Und wie gut dieser Ansatz ist, sieht man auf der Autobahn A8. Sie führt ja in unser Chiemgau, lieber Herr Minister. Da darf man meistens nur 120 Stundenkilometer schnell fahren. Ihr Chauffeur hat sich darüber bestimmt auch schon geärgert. Der ist auch so ein Autofahrer wie ich. Und als Autofahrer halte ich diesen Grenzwert für ziemlich unbegründet und möchte deshalb einen anderen Grenzwert vorschlagen: 240 Stundenkilometer! Ihr Chauffeur versteht bestimmt meine Argumentation: Ich fahre eine Z4. Dieser BMW kann 240 Kilometer schnell fahren und ist damit fast so schnell wie Ihr Dienstauto, Herr Minister. Ich habe seit über 25 Jahren keinen Unfall gebaut. Meine Haftpflicht- und Vollkasko-Versicherung ist deshalb sehr billig. Ich habe auch keine Punkte in Flensburg. Deshalb bin ich mir ganz sicher, dass man den Grenzwert auf 240 Kilometer festlegen kann. Was meint Ihr Chauffeur dazu? Der hat doch bestimmt auch keine Punkte in Flensburg. Wir können ja noch ein paar andere Autofahrer fragen, den Sepp zum Beispiel oder die Steffi. Dann legen wir den neuen Grenzwert fest.
Lieber Herr Minister, Sie hatten ja schon in Ihrer Regierungserklärung die Sache mit den Grenzwerte im Blick.

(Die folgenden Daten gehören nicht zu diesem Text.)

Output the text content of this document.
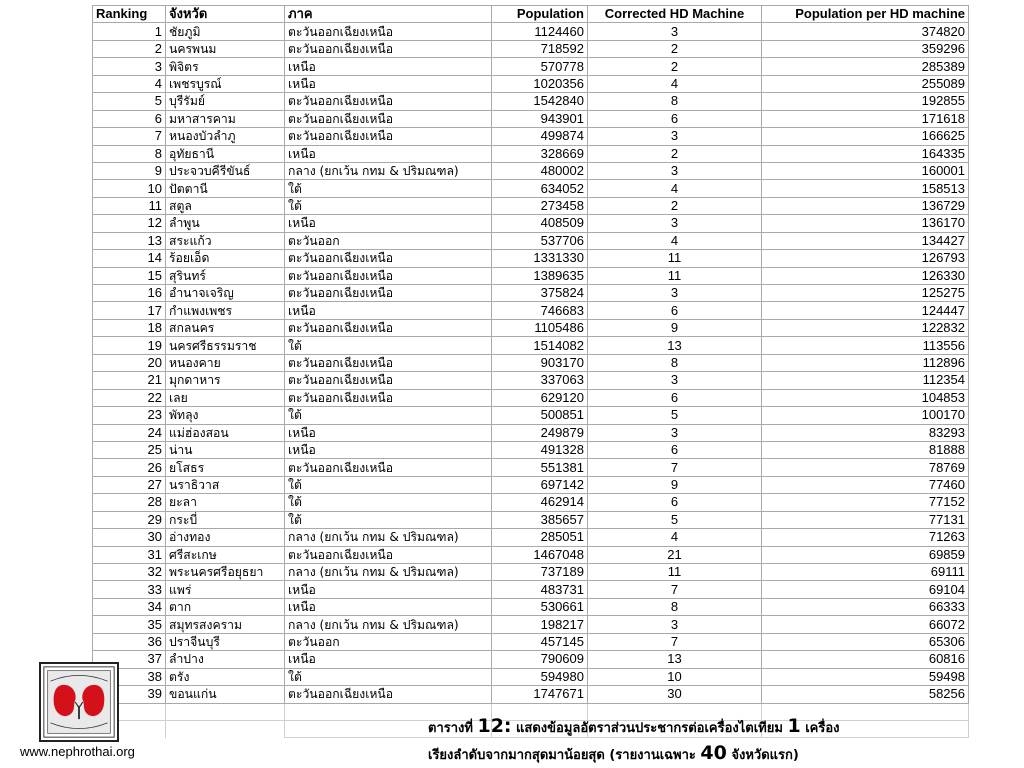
Ranking	จังหวัด	ภาค	Population	Corrected HD Machine	Population per HD machine
1	ชัยภูมิ	ตะวันออกเฉียงเหนือ	1124460	3	374820
2	นครพนม	ตะวันออกเฉียงเหนือ	718592	2	359296
3	พิจิตร	เหนือ	570778	2	285389
4	เพชรบูรณ์	เหนือ	1020356	4	255089
5	บุรีรัมย์	ตะวันออกเฉียงเหนือ	1542840	8	192855
6	มหาสารคาม	ตะวันออกเฉียงเหนือ	943901	6	171618
7	หนองบัวลำภู	ตะวันออกเฉียงเหนือ	499874	3	166625
8	อุทัยธานี	เหนือ	328669	2	164335
9	ประจวบคีรีขันธ์	กลาง (ยกเว้น กทม & ปริมณฑล)	480002	3	160001
10	ปัตตานี	ใต้	634052	4	158513
11	สตูล	ใต้	273458	2	136729
12	ลำพูน	เหนือ	408509	3	136170
13	สระแก้ว	ตะวันออก	537706	4	134427
14	ร้อยเอ็ด	ตะวันออกเฉียงเหนือ	1331330	11	126793
15	สุรินทร์	ตะวันออกเฉียงเหนือ	1389635	11	126330
16	อำนาจเจริญ	ตะวันออกเฉียงเหนือ	375824	3	125275
17	กำแพงเพชร	เหนือ	746683	6	124447
18	สกลนคร	ตะวันออกเฉียงเหนือ	1105486	9	122832
19	นครศรีธรรมราช	ใต้	1514082	13	113556
20	หนองคาย	ตะวันออกเฉียงเหนือ	903170	8	112896
21	มุกดาหาร	ตะวันออกเฉียงเหนือ	337063	3	112354
22	เลย	ตะวันออกเฉียงเหนือ	629120	6	104853
23	พัทลุง	ใต้	500851	5	100170
24	แม่ฮ่องสอน	เหนือ	249879	3	83293
25	น่าน	เหนือ	491328	6	81888
26	ยโสธร	ตะวันออกเฉียงเหนือ	551381	7	78769
27	นราธิวาส	ใต้	697142	9	77460
28	ยะลา	ใต้	462914	6	77152
29	กระบี่	ใต้	385657	5	77131
30	อ่างทอง	กลาง (ยกเว้น กทม & ปริมณฑล)	285051	4	71263
31	ศรีสะเกษ	ตะวันออกเฉียงเหนือ	1467048	21	69859
32	พระนครศรีอยุธยา	กลาง (ยกเว้น กทม & ปริมณฑล)	737189	11	69111
33	แพร่	เหนือ	483731	7	69104
34	ตาก	เหนือ	530661	8	66333
35	สมุทรสงคราม	กลาง (ยกเว้น กทม & ปริมณฑล)	198217	3	66072
36	ปราจีนบุรี	ตะวันออก	457145	7	65306
37	ลำปาง	เหนือ	790609	13	60816
38	ตรัง	ใต้	594980	10	59498
39	ขอนแก่น	ตะวันออกเฉียงเหนือ	1747671	30	58256

www.nephrothai.org
ตารางที่ 12: แสดงข้อมูลอัตราส่วนประชากรต่อเครื่องไตเทียม 1 เครื่อง
เรียงลำดับจากมากสุดมาน้อยสุด (รายงานเฉพาะ 40 จังหวัดแรก)
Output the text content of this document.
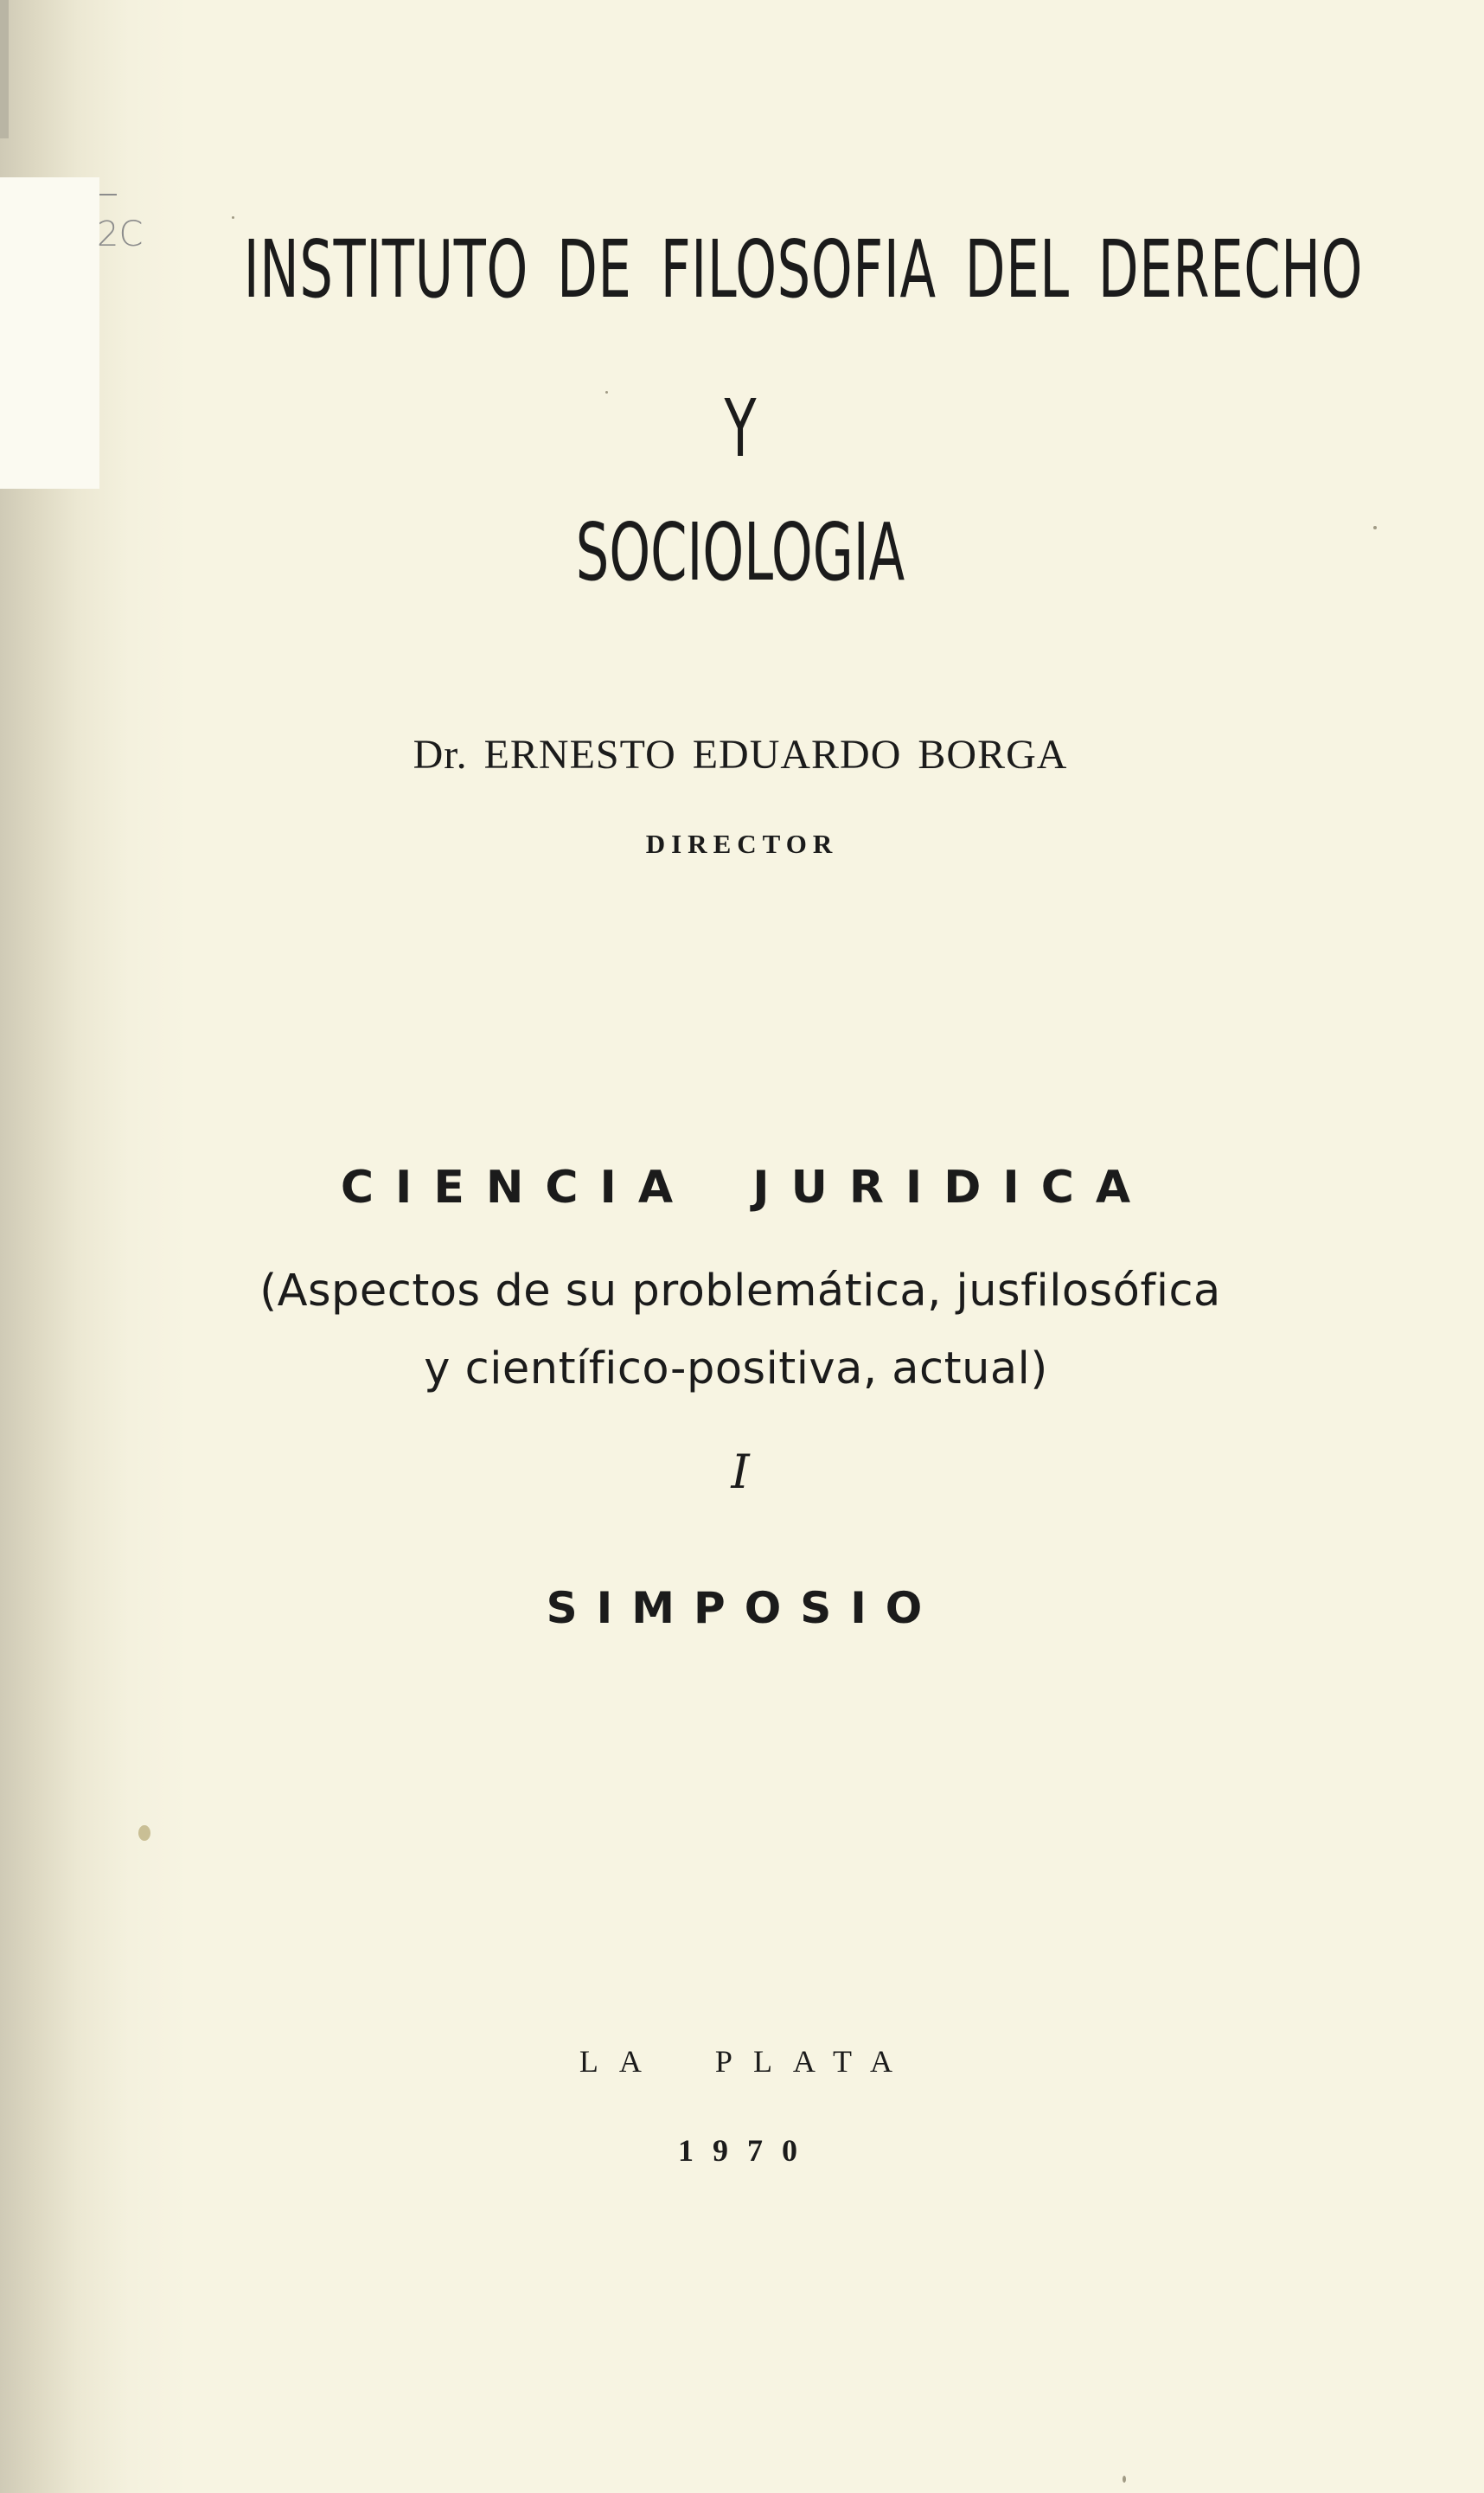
2C INSTITUTO DE FILOSOFIA DEL DERECHO
Y
SOCIOLOGIA
Dr. ERNESTO EDUARDO BORGA
DIRECTOR
CIENCIA JURIDICA
(Aspectos de su problemática, jusfilosófica
y científico-positiva, actual)
I
SIMPOSIO
LA PLATA
1970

Da sagten Sie, dass „glasklare“ Regeln und Vorschriften zum „alternativlosen“ Flugverbot führten. Die Regeln und Vorschriften waren wirklich so glasklar, dass man einfach durchschauen konnte. Das war alles klar wie Glas: Keiner konnte diese Regeln sehen, und die Grenzwerte auch nicht. Deshalb fand ich es gut, dass Sie nach Ihrer Regierungserklärung alle deutschen Verantwortlichen ganz schnell zu einem Expertenrating geladen hatten. Da mussten dann alle kommen: Airlineleute, Wettervorhersager, Flugsicherungsmenschen und viele mehr. Es war ja eher eine Ladung statt einer Einladung. Aber richtig, nur so geht es. In Ihrer Eröffnungsrede haben Sie sich dann für europaweit (glasklare) Regeln und Vorschriften eingesetzt, falls mal in Europa wieder ein böser Vulkan ausbricht und Asche spuckt. Für diese Einigung wünsche ich Ihnen und Ihren 26 Kollegen viel Erfolg.
Es grüsst hochachtungsvoll
Ihr Chiemgauer Nachbar
Donnergeräusch
P.S.
Ich habe gerade im Fernsehen so einen Wissenschaftler gesehen, der da folgendes behauptet hat: Durch das Flugverbot seien in Europa hundertausende Flugpassagiere auf Autos umgestiegen. Dadurch hätte sich die Zahl der Verkehrstoten erhöht. Kann doch nicht sein, oder?